A close ally of Bill and Hillary Rodham Clinton, Mr. McAuliffe, 52, is a multimillionaire businessman with an outsize personality who held an early lead in statewide polls based largely on his ability to out-talk and outspend his opponents.

Then later in the story, this:

After most polls had the three candidates in a statistical dead heat for most of the race, Mr. Deeds opened up a slight lead over the weekend, but many voters were still undecided and turnout was expected to be low.

Never mind that the characterization of McAuliffe's lead in "statewide polls" in the first paragraph clashes with the supposed "statistical dead heat" shown by "most polls . . . for most of the race" (the first paragraph had it right). Which polls is the Times talking about? After all the Times' official Polling Standards forbid the publication of of "interactive voice response polls," surveys "conducted by Democratic or Republican pollsters or privately-sponsored organizations or interest groups," and labels as "questionable" those surveys based on registered voter lists.
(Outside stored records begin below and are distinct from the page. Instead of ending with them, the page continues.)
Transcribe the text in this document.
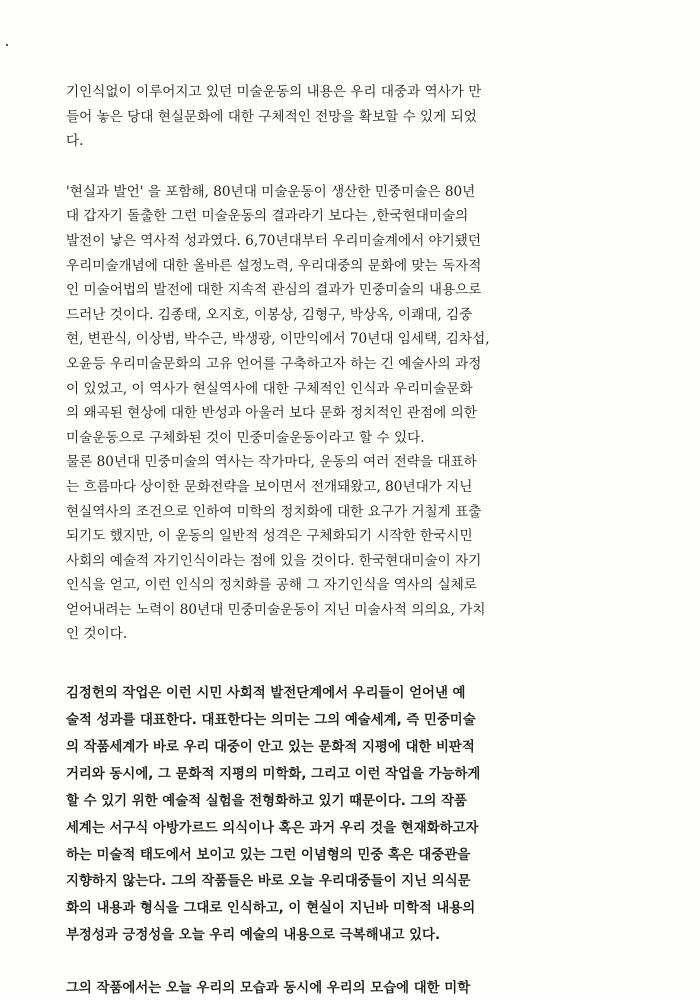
기인식없이 이루어지고 있던 미술운동의 내용은 우리 대중과 역사가 만
들어 놓은 당대 현실문화에 대한 구체적인 전망을 확보할 수 있게 되었
다.

'현실과 발언' 을 포함해, 80년대 미술운동이 생산한 민중미술은 80년
대 갑자기 돌출한 그런 미술운동의 결과라기 보다는 ,한국현대미술의
발전이 낳은 역사적 성과였다. 6,70년대부터 우리미술계에서 야기됐던
우리미술개념에 대한 올바른 설정노력, 우리대중의 문화에 맞는 독자적
인 미술어법의 발전에 대한 지속적 관심의 결과가 민중미술의 내용으로
드러난 것이다. 김종태, 오지호, 이봉상, 김형구, 박상옥, 이쾌대, 김중
현, 변관식, 이상범, 박수근, 박생광, 이만익에서 70년대 임세택, 김차섭,
오윤등 우리미술문화의 고유 언어를 구축하고자 하는 긴 예술사의 과정
이 있었고, 이 역사가 현실역사에 대한 구체적인 인식과 우리미술문화
의 왜곡된 현상에 대한 반성과 아울러 보다 문화 정치적인 관점에 의한
미술운동으로 구체화된 것이 민중미술운동이라고 할 수 있다.

물론 80년대 민중미술의 역사는 작가마다, 운동의 여러 전략을 대표하
는 흐름마다 상이한 문화전략을 보이면서 전개돼왔고, 80년대가 지닌
현실역사의 조건으로 인하여 미학의 정치화에 대한 요구가 거칠게 표출
되기도 했지만, 이 운동의 일반적 성격은 구체화되기 시작한 한국시민
사회의 예술적 자기인식이라는 점에 있을 것이다. 한국현대미술이 자기
인식을 얻고, 이런 인식의 정치화를 공해 그 자기인식을 역사의 실체로
얻어내려는 노력이 80년대 민중미술운동이 지닌 미술사적 의의요, 가치
인 것이다.

김정헌의 작업은 이런 시민 사회적 발전단계에서 우리들이 얻어낸 예
술적 성과를 대표한다. 대표한다는 의미는 그의 예술세계, 즉 민중미술
의 작품세계가 바로 우리 대중이 안고 있는 문화적 지평에 대한 비판적
거리와 동시에, 그 문화적 지평의 미학화, 그리고 이런 작업을 가능하게
할 수 있기 위한 예술적 실험을 전형화하고 있기 때문이다. 그의 작품
세계는 서구식 아방가르드 의식이나 혹은 과거 우리 것을 현재화하고자
하는 미술적 태도에서 보이고 있는 그런 이념형의 민중 혹은 대중관을
지향하지 않는다. 그의 작품들은 바로 오늘 우리대중들이 지닌 의식문
화의 내용과 형식을 그대로 인식하고, 이 현실이 지닌바 미학적 내용의
부정성과 긍정성을 오늘 우리 예술의 내용으로 극복해내고 있다.

그의 작품에서는 오늘 우리의 모습과 동시에 우리의 모습에 대한 미학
Our compilation includes seventeen publicly released, statewide surveys in Virginia that reported a vote preference question on the Democratic primary race. Of the seventeen, eleven were automated (IVR) polls (from PPP and SurveyUSA), two were conducted by Moran's Democratic pollster (Greenberg, Quinlan, Rosner Research) and one more (from Suffolk University) was conducted using live interviewers but drew a sample from the list of registered voters. That leaves three polls conducted using live interviewers and a random digit dial sample by Research 2000 on behalf of the DailyKos website. You can decide whether DailyKos counts as a "privately-sponsored organization or interest group."

More to the point, the only surveys that showed Deeds opening up a lead "over the weekend" were the automated/IVR polls done by PPP and SurveyUSA.

Similarly, the Washington Post tells us this morning "surveys" have been showing "remarkable volatility in the race's final days," but since those surveys do not meet the Posts standards for publication, they will not report on them.

So apparently the recent findings from these automated polls are newsworthy, but who did them, what they show (specifically) and why are not. Got it?